Google could not understand why women were not going for better titles and higher pay when it had a system where anyone could apply for a promotion. That volunteer system was exactly the problem, Laszlo Bock, Google's senior vice president of people operations, said in an interview.
What happened next was quintessential Google: The world's biggest Internet data monger insists on putting hard statistics at the center of internal operations, too.
Bock pointed to two studies on gender inequality in schools and in business:
* Girls don't raise their hands as often as boys when answering math problems, even though they have a higher rate of accuracy when they do.
* Women don't offer up their ideas as often as men in business meetings, even though observers say their thoughts are often better than the many offered by their male colleagues.
Those academic findings pointed to the problem at Google: Female engineers were not speaking up for their own promotions. So Bock tried an experiment. Alan Eustace, one of the heads of engineering, sent an email to his staff describing the two studies and reminding them it was time to apply for promotions.
Immediately, the application rate for women soared and the rate of women who received promotions was higher than for male engineers. Eustace began sending the email routinely. The one time he forgot, the number of female applicants plummeted.
"The data was clear," Bock said. "If we tried to have a small nudge by simply presenting information, it could fix part of the problem. We prefer this to a bureaucratic top-down approach."
To be sure, Google is not exactly a role model for gender balance. It has only one woman on its senior management team. But its board is nearly half female.
As Google confronts greater ethical questions over privacy, the safety of its driverless cars and competition, Bock notes the limits of data.
"Google is at the centre of very real debates that, at the end of the day, can't be answered just by data," said Bock, whose non-techy bedside reading includes "The Art Forger," a book of essays by Christopher Hitchens, and the comic book "The Superior Spider Man."
In a wide-ranging interview, Bock talked about immigration reform and what keeps him up at night. For the notoriously byzantine recruitment process, he said the company looks for people who can thrive in ambiguity. He prefers generalists over subject experts. He is more interested in how you think and will test you with real-time problems.
Here is an edited version of the conversation:
Q: This week, new enrollments for highly skilled worker visas, known as H-1Bs, will open and likely be full within hours. How much does this affect Google?
A: We try to get as many as we can and never get as many as we need. We have a luxury that small businesses don't have. We have non-U.S. offices so, if we need to, we can send people to our Toronto, Zurich or [India's] Hyderabad office. . . . But there are three problems with that:
1) People work better when they are together.

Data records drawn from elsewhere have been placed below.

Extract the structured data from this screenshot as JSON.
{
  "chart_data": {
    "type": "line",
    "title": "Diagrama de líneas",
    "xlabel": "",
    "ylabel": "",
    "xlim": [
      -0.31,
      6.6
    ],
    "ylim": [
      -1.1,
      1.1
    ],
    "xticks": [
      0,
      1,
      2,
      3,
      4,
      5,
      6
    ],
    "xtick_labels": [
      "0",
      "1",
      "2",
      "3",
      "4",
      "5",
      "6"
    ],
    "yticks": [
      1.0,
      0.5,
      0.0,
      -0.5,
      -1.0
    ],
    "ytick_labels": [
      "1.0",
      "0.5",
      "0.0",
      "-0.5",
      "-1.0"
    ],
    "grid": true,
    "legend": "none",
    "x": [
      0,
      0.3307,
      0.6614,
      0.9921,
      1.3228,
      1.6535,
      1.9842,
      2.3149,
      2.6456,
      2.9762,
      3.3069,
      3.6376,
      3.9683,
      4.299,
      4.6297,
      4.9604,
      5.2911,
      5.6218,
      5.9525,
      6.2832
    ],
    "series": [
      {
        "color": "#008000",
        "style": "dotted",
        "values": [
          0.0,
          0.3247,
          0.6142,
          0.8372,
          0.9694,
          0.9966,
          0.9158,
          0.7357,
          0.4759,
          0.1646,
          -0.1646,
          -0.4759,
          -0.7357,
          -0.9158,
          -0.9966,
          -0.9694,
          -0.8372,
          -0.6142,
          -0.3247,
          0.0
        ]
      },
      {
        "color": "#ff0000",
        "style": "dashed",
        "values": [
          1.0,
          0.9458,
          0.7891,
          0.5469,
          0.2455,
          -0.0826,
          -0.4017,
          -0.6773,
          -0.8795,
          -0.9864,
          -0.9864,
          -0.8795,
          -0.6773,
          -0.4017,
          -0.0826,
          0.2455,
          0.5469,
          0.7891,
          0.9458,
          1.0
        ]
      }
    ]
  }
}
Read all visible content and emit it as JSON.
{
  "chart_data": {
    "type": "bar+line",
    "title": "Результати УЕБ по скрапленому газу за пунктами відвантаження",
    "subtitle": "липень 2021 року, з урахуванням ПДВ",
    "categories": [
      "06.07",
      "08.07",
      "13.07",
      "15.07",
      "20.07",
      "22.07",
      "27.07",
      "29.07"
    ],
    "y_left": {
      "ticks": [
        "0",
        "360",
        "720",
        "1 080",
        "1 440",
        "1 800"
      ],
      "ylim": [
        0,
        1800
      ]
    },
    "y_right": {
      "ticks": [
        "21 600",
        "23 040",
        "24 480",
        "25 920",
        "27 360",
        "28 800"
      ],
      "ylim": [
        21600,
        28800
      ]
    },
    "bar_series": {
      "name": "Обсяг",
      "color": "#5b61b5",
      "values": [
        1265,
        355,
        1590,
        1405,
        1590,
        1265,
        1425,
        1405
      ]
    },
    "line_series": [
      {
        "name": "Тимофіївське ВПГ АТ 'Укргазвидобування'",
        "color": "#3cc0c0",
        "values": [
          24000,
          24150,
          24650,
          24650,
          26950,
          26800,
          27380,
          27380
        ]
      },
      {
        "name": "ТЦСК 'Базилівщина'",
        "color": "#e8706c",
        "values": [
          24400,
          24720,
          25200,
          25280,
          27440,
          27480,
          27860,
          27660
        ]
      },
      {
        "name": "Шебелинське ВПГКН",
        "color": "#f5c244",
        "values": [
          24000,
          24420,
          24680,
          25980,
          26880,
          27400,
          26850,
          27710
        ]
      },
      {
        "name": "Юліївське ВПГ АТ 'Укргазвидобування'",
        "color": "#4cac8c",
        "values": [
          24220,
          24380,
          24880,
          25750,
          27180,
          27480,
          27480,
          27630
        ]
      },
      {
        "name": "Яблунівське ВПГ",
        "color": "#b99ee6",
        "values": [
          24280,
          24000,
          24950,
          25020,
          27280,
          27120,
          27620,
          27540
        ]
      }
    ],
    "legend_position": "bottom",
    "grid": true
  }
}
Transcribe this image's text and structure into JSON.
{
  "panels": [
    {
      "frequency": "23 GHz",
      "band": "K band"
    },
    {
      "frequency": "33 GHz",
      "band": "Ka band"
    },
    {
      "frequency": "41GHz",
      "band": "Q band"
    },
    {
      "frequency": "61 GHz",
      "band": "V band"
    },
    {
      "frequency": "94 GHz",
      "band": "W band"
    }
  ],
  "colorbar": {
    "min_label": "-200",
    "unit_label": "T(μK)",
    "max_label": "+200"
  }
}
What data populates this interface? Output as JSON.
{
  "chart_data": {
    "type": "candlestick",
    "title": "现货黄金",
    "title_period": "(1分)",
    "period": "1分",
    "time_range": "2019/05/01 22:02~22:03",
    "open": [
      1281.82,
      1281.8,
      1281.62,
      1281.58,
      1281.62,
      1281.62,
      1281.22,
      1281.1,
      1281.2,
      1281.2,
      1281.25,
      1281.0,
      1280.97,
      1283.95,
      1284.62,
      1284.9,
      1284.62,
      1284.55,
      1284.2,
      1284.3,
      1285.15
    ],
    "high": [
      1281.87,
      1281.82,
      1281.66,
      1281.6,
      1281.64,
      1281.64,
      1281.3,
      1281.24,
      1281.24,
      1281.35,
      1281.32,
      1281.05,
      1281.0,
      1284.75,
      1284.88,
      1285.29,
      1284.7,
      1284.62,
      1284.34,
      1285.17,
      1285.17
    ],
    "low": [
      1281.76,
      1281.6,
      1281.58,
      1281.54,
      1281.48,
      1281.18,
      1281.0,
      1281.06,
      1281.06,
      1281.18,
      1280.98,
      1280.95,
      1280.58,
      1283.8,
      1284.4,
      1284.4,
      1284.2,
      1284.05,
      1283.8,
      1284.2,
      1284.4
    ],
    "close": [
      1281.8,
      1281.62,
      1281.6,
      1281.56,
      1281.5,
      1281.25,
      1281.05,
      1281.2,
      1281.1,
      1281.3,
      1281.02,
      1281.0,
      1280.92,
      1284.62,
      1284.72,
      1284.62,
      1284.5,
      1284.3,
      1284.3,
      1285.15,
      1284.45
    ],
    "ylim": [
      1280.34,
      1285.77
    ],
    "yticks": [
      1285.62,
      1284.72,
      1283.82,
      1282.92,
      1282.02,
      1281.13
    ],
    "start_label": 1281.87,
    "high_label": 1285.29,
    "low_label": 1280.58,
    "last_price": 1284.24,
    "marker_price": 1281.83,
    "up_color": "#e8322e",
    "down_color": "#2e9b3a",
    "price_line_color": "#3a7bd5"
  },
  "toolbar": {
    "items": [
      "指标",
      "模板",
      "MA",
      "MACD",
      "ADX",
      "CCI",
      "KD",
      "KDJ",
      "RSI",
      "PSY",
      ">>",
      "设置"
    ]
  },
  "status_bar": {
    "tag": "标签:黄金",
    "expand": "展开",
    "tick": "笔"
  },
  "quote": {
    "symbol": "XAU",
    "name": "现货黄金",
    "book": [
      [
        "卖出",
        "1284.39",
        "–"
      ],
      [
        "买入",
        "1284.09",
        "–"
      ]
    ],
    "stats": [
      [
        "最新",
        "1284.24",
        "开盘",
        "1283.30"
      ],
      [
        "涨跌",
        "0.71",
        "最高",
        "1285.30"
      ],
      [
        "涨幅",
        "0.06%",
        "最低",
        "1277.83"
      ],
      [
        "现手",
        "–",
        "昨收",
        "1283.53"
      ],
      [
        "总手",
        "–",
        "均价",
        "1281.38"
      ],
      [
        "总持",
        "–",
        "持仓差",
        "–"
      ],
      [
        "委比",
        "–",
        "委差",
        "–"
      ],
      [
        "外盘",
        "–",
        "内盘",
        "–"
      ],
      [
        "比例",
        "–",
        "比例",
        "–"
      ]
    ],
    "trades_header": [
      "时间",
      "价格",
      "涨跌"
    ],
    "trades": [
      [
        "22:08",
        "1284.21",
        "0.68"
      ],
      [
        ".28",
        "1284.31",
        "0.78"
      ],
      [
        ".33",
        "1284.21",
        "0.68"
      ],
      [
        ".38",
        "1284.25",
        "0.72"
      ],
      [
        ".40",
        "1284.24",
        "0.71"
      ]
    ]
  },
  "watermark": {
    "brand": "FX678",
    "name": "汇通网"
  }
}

2) If you are a small company, you don't have that ability. My family came from Romania in the 1970s and both my parents had small businesses. If they had wanted to hire someone from outside the U.S., they couldn't have afforded the H-1B visa or the waiver process.
3) In the U.S., two-thirds of computer science degrees are awarded to non-U.S. citizens. They graduate and immediately go back to their home countries because we can't keep them. Why not keep that knowledge, drive and passion here?
Q: What is the real cost to Google? Surely you have mapped out the cost risks for that lost talent.
A: Google has whole ecosystems around our own business. Jeff Dean and Sanjay Ghemawat were the creators of BigTable, which is the technology that morphed and became the language called Hadoop. Hadoop is what Amazon Web Services, Twitter and Facebook use. If there were no Sanjay, who is an immigrant and who worked with Jeff on this, we would not have this technology that is fundamental to the Internet today.
Q: What worries you most in hiring?
A: Software engineers are always hard to find. Very few people from diverse socioeconomic backgrounds and women. In recruiting African American computer science Ph.D.s, my team told me this year they did pretty well. They captured about 50 percent of all black Ph.D.s in computer science. But they said there were four, and two stayed in academia. So of the available two, we hired one. My heart broke inside when I heard that. We have scholarships and programs and partnerships with universities like Howard [University] on computer science. But it's a problem.
The other big category are security experts. With the [Edward] Snowden revelations [about the National Security Agency], every company is after these folks. You need security experts for applications, networks, rapid response teams, security breach experts. There is a market demand for about 30,000 security engineers. To give you perspective, at Google, we have 250 working for us and we run a lot of data.
Q: Have you encountered more suspicion toward Google after the Snowden leaks on NSA surveillance?
A: I haven't seen it from candidates. One of the challenges is that we disclose everything we are legally allowed to disclose but some things you are not allowed to disclose. We are asked, "How is there not more?" But we say the law prevents us from telling you.